Apache-sparkHow-ToBeginner · 3 min read

How to Use UDF in PySpark: Simple Guide with Examples

In PySpark, you use udf to create a User Defined Function that applies custom logic to DataFrame columns. Define a Python function, register it with udf(), then use it in DataFrame operations like select or withColumn.

📐

Syntax

To use a UDF in PySpark, you first define a Python function with your custom logic. Then, you register this function as a UDF using pyspark.sql.functions.udf, optionally specifying the return type. Finally, you apply the UDF to DataFrame columns.

Define function: Your Python logic.
Register UDF: Use udf(your_function, returnType).
Apply UDF: Use in select or withColumn.

python

from pyspark.sql.functions import udf
from pyspark.sql.types import StringType

def your_function(value):
    # your custom logic here
    return str(value).upper()

# Register UDF with return type
your_udf = udf(your_function, StringType())

# Use in DataFrame
# df.select(your_udf(df['column_name']))

💻

Example

This example shows how to create a UDF that converts strings to uppercase and apply it to a DataFrame column.

python

from pyspark.sql import SparkSession
from pyspark.sql.functions import udf
from pyspark.sql.types import StringType

spark = SparkSession.builder.master('local[*]').appName('UDF Example').getOrCreate()

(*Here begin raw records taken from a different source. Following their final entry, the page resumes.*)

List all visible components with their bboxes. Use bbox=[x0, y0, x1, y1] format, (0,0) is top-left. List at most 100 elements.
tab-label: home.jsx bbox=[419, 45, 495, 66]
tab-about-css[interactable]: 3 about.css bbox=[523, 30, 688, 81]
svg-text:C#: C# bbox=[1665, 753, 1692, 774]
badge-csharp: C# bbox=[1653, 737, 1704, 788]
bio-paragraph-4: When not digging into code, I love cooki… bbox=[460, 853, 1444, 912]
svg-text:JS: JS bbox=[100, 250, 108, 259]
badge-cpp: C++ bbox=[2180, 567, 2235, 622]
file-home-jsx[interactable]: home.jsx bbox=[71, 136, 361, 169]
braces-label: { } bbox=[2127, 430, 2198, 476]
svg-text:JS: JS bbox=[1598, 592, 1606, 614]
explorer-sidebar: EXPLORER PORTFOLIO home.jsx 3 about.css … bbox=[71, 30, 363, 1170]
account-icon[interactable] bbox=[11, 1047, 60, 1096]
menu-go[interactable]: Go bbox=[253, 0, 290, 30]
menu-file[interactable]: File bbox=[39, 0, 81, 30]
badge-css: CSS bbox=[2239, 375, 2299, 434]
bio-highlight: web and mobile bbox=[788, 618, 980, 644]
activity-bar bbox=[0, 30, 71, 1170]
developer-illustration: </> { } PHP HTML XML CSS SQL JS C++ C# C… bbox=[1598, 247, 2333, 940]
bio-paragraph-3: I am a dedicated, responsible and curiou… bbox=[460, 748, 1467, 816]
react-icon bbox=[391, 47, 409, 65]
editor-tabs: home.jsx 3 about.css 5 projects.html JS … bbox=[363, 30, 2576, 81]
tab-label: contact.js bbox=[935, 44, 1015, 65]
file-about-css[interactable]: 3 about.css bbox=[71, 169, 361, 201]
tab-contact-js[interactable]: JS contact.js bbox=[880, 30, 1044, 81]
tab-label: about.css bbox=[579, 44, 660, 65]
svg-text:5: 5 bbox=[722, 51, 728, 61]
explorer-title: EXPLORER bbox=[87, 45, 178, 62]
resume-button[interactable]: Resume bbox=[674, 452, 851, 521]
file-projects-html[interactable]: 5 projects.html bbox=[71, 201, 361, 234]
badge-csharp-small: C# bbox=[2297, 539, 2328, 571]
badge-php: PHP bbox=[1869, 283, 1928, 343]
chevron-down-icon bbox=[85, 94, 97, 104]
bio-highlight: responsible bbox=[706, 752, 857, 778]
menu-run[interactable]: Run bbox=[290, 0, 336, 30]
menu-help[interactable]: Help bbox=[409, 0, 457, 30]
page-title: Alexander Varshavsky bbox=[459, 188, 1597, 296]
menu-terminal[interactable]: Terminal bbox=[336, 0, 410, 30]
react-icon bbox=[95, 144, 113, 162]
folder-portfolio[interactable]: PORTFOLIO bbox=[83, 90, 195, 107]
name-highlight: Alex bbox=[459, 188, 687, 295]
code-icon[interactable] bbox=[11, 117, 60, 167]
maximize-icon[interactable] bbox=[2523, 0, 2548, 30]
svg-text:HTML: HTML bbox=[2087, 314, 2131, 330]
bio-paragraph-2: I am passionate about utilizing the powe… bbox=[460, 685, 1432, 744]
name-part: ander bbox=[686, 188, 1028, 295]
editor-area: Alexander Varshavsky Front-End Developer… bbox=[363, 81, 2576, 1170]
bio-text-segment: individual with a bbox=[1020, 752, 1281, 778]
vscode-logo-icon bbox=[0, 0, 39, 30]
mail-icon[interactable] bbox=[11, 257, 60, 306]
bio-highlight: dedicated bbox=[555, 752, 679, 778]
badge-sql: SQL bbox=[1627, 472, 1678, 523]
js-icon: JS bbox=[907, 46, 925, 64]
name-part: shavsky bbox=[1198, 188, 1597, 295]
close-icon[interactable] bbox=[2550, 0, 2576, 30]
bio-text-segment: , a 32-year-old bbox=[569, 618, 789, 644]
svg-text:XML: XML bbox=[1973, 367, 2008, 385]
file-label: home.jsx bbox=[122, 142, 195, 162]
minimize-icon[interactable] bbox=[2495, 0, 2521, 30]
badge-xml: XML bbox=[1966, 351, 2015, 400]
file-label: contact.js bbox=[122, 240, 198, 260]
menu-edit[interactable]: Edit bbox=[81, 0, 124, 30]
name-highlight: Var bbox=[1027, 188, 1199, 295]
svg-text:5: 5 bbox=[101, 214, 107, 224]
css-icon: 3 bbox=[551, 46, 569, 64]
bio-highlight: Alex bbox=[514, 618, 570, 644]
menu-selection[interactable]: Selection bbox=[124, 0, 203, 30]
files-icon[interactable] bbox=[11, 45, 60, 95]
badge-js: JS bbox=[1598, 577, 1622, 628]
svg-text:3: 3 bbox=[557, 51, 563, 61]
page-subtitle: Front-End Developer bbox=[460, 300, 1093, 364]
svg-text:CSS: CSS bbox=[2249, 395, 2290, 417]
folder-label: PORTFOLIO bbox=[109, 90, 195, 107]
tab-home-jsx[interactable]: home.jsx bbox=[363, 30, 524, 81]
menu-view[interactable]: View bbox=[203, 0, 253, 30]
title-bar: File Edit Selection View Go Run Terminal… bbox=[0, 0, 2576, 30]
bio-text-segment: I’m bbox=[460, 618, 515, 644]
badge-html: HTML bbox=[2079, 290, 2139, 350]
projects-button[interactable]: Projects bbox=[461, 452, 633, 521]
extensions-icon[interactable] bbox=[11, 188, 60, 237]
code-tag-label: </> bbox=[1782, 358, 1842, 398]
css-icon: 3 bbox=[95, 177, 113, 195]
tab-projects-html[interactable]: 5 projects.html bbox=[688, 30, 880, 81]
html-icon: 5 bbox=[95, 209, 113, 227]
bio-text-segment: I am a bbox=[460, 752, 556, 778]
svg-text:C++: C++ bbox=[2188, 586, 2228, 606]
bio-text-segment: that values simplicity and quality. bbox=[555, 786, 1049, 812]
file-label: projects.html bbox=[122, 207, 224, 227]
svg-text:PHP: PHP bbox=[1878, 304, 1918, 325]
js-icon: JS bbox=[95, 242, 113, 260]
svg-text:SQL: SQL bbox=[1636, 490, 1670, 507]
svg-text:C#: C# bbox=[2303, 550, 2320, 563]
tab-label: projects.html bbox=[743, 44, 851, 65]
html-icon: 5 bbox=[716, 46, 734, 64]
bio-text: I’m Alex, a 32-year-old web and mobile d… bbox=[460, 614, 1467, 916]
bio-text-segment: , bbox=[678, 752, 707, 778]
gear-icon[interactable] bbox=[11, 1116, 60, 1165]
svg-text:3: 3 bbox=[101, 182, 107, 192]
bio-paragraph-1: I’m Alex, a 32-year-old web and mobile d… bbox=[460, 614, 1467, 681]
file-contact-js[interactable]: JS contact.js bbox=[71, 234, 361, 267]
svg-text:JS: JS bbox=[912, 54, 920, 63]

data = [('alice',), ('bob',), ('charlie',)]
df = spark.createDataFrame(data, ['name'])

def to_upper(name):
    return name.upper() if name else None

upper_udf = udf(to_upper, StringType())

# Apply UDF to create new column
result_df = df.withColumn('name_upper', upper_udf(df['name']))

result_df.show()

Output

+-------+----------+ | name|name_upper| +-------+----------+ | alice| ALICE| | bob| BOB| |charlie| CHARLIE| +-------+----------+

⚠️

Common Pitfalls

Common mistakes when using UDFs in PySpark include:

Not specifying the return type, which can cause errors or unexpected results.
Using Python functions that are not serializable or depend on external variables.
Applying UDFs on large datasets without considering performance impact, as UDFs run row-by-row and can be slower than built-in functions.

Always prefer built-in Spark SQL functions when possible for better performance.

python

from pyspark.sql.functions import udf
from pyspark.sql.types import StringType

def bad_function(x):
    return x.lower()  # No return type specified in udf

# Wrong: missing return type
bad_udf = udf(bad_function)

# Right: specify return type
good_udf = udf(bad_function, StringType())

📊

Quick Reference

Step	Description	Example
Define Python function	Write your custom logic	def f(x): return x*2
Register UDF	Wrap function with udf() and specify return type	udf_f = udf(f, IntegerType())
Use UDF	Apply UDF in DataFrame operations	df.withColumn('new_col', udf_f(df['col']))

✅

Key Takeaways

Create a Python function with your custom logic before registering it as a UDF.

Always specify the return type when registering a UDF to avoid errors.

Use UDFs with DataFrame methods like withColumn or select to transform data.

Prefer built-in Spark functions over UDFs for better performance when possible.

UDFs run row-by-row and can slow down processing on large datasets.